Researchers at Britain’s University of Leicester have discovered that 85% of Irish males are descendants of farmers who migrated to the country from Turkey and surrounding Mediterranean areas, bringing agriculture with them.
The information contradicts previous theories that suggested the primary genetic legacy of Irish males is from hunter-gatherers who survived in Spain and Portugal during the last Ice Age.
The researchers also found a different pattern in female genetic material, suggesting the farmers, when they arrived in Ireland, appealed to women more than the indigenous hunter-gatherers.
Patricia Balaresque, first author of the study, said: “Most maternal genetic lineages seem to descend from hunter-gatherers. To us, this suggests a reproductive advantage for farming males over indigenous hunter-gatherer males during the switch to farming. Maybe, it was just sexier to be a farmer.”
The study, funded by the Wellcome Trust, examined the diversity of the Y chromosome, which is passed from father to son. It focused on the most common lineage in Europe, which it found to be present in 85% of Irish men.
The authors used different lines of evidence to shape the latest theory: the pattern of distribution of the chromosome’s lineage in men, the diversity within it, and estimates of its age.
These all suggested that the lineage spread with farming from the Near East. Jobling said: “This particular kind of Y chromosome follows a gradient, gradually increasing in frequency from Turkey and the southeast of Europe to Ireland, where it reaches its highest frequency.”
In Britain, the lineage trait is in 60%-65% of the population, and in parts of the Iberian peninsula it’s almost as high as in Ireland.
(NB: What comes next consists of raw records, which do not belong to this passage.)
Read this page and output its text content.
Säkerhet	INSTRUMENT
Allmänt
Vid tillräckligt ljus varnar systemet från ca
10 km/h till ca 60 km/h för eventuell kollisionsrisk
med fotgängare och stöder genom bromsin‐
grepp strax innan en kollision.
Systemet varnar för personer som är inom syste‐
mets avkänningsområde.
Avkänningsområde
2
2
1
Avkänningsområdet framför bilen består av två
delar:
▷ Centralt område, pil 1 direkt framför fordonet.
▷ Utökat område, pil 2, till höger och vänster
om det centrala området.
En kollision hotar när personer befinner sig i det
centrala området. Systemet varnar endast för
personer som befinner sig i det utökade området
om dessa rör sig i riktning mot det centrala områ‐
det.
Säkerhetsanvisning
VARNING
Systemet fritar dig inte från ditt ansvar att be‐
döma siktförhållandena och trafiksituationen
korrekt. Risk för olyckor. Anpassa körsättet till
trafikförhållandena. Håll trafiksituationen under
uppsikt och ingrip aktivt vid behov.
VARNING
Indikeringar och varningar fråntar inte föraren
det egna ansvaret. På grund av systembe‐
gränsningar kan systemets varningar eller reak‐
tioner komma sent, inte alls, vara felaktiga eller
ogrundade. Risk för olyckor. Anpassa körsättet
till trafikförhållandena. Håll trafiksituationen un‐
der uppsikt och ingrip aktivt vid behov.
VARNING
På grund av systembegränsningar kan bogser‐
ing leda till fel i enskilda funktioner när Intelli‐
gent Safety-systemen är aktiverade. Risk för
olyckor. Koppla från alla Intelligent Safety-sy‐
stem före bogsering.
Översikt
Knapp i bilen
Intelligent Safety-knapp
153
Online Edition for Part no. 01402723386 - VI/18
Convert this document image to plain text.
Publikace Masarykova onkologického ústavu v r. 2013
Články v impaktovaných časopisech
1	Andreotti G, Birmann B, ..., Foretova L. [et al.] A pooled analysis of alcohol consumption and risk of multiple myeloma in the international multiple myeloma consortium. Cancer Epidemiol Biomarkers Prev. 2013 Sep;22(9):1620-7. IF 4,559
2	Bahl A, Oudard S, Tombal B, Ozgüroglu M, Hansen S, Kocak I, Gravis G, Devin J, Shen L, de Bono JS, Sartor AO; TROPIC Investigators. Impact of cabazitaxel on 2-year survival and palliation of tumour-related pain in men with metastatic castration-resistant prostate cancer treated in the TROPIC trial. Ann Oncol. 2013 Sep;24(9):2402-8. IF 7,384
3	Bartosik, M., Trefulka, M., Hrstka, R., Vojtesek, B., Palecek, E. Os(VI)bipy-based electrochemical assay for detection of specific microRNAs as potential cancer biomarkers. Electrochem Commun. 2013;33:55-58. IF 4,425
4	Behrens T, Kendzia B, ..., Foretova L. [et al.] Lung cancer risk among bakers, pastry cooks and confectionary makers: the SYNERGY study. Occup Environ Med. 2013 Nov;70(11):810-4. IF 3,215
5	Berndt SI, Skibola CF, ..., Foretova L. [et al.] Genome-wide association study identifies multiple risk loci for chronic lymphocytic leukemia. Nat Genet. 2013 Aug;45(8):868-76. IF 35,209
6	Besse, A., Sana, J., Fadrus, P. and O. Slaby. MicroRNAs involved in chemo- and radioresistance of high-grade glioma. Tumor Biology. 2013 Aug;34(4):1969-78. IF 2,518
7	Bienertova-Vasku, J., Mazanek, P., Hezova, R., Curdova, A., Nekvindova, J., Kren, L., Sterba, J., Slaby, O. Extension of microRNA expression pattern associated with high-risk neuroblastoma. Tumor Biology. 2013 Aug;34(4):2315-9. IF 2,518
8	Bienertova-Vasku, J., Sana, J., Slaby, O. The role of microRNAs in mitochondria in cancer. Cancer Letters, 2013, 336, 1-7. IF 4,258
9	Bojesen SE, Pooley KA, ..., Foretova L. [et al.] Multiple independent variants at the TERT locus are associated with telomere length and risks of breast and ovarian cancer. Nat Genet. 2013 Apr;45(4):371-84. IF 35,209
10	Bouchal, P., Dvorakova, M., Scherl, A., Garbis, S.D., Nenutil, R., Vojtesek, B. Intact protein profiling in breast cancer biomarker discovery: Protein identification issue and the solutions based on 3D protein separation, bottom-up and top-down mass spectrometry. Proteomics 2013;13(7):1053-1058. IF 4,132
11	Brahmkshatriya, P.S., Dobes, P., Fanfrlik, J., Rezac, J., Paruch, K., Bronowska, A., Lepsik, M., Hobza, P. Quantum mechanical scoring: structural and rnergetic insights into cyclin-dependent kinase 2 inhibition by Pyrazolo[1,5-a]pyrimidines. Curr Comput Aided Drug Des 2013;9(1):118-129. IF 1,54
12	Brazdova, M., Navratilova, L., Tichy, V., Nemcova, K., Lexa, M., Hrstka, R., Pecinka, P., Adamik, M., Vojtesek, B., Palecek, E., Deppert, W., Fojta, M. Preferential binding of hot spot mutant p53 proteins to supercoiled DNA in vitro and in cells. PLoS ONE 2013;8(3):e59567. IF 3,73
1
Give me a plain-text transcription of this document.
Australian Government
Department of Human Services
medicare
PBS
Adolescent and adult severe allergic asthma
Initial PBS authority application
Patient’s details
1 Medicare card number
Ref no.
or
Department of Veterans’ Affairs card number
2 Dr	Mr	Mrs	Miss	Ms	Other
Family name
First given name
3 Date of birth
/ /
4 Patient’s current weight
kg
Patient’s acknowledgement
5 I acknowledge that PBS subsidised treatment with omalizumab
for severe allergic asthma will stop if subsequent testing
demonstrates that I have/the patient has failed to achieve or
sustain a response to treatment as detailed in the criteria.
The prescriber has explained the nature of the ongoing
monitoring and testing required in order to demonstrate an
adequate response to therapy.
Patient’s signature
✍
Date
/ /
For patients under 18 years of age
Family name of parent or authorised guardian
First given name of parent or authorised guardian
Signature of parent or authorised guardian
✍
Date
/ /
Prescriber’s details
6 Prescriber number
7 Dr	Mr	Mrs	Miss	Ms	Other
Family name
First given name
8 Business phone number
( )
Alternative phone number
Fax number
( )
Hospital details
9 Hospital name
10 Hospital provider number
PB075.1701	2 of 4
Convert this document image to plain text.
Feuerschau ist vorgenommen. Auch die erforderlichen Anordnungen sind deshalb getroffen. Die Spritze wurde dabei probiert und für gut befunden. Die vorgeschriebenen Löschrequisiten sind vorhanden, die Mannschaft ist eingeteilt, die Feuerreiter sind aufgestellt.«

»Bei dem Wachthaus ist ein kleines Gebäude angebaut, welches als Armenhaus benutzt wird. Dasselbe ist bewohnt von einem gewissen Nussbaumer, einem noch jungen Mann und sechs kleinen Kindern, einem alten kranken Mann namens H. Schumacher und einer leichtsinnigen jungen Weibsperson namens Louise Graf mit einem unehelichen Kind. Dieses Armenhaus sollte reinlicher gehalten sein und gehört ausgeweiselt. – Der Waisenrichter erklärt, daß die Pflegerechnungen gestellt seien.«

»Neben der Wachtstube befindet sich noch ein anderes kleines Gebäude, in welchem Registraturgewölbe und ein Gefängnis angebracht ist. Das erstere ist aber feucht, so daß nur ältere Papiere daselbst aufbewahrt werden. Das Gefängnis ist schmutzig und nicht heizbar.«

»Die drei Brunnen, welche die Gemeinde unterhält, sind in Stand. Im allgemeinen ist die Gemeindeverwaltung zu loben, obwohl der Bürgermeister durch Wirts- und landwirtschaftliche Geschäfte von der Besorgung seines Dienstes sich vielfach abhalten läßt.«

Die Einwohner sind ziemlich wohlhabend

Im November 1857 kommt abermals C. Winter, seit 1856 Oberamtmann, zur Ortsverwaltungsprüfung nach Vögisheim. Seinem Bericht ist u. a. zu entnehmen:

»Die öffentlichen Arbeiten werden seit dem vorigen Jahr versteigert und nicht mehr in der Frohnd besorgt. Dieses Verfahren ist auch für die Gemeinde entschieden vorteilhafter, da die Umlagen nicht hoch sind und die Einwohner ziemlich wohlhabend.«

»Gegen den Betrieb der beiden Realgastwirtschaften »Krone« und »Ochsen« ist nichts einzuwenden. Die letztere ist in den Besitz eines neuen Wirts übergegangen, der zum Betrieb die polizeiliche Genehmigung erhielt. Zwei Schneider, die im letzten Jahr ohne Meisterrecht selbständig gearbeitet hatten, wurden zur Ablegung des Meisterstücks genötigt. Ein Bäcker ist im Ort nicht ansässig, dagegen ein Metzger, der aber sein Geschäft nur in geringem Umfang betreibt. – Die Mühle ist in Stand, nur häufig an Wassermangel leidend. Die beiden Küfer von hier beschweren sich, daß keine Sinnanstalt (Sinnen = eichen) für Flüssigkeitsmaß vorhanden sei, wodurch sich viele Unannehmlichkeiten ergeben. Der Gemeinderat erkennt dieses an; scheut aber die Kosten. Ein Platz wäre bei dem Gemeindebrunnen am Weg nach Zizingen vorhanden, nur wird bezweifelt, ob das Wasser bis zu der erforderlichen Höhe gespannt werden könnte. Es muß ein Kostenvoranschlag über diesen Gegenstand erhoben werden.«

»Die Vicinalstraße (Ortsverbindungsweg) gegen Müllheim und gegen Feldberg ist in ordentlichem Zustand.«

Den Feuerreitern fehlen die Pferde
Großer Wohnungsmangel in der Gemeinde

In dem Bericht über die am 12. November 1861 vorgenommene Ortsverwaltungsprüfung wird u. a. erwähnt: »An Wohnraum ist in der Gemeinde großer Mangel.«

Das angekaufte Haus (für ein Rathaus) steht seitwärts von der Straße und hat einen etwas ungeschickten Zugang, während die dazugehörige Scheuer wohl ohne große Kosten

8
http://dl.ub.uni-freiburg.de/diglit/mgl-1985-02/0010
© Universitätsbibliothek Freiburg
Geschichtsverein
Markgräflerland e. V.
“We are saying that most of that original hunter-gatherer male population in Ireland was probably replaced by incoming agricultural populations,” said Jobling.
The invention of farming was perhaps the most important cultural change in the history of modern humans.
Increased food production led to the development of societies that stayed put, rather than wandering in search of food. This led to population explosions.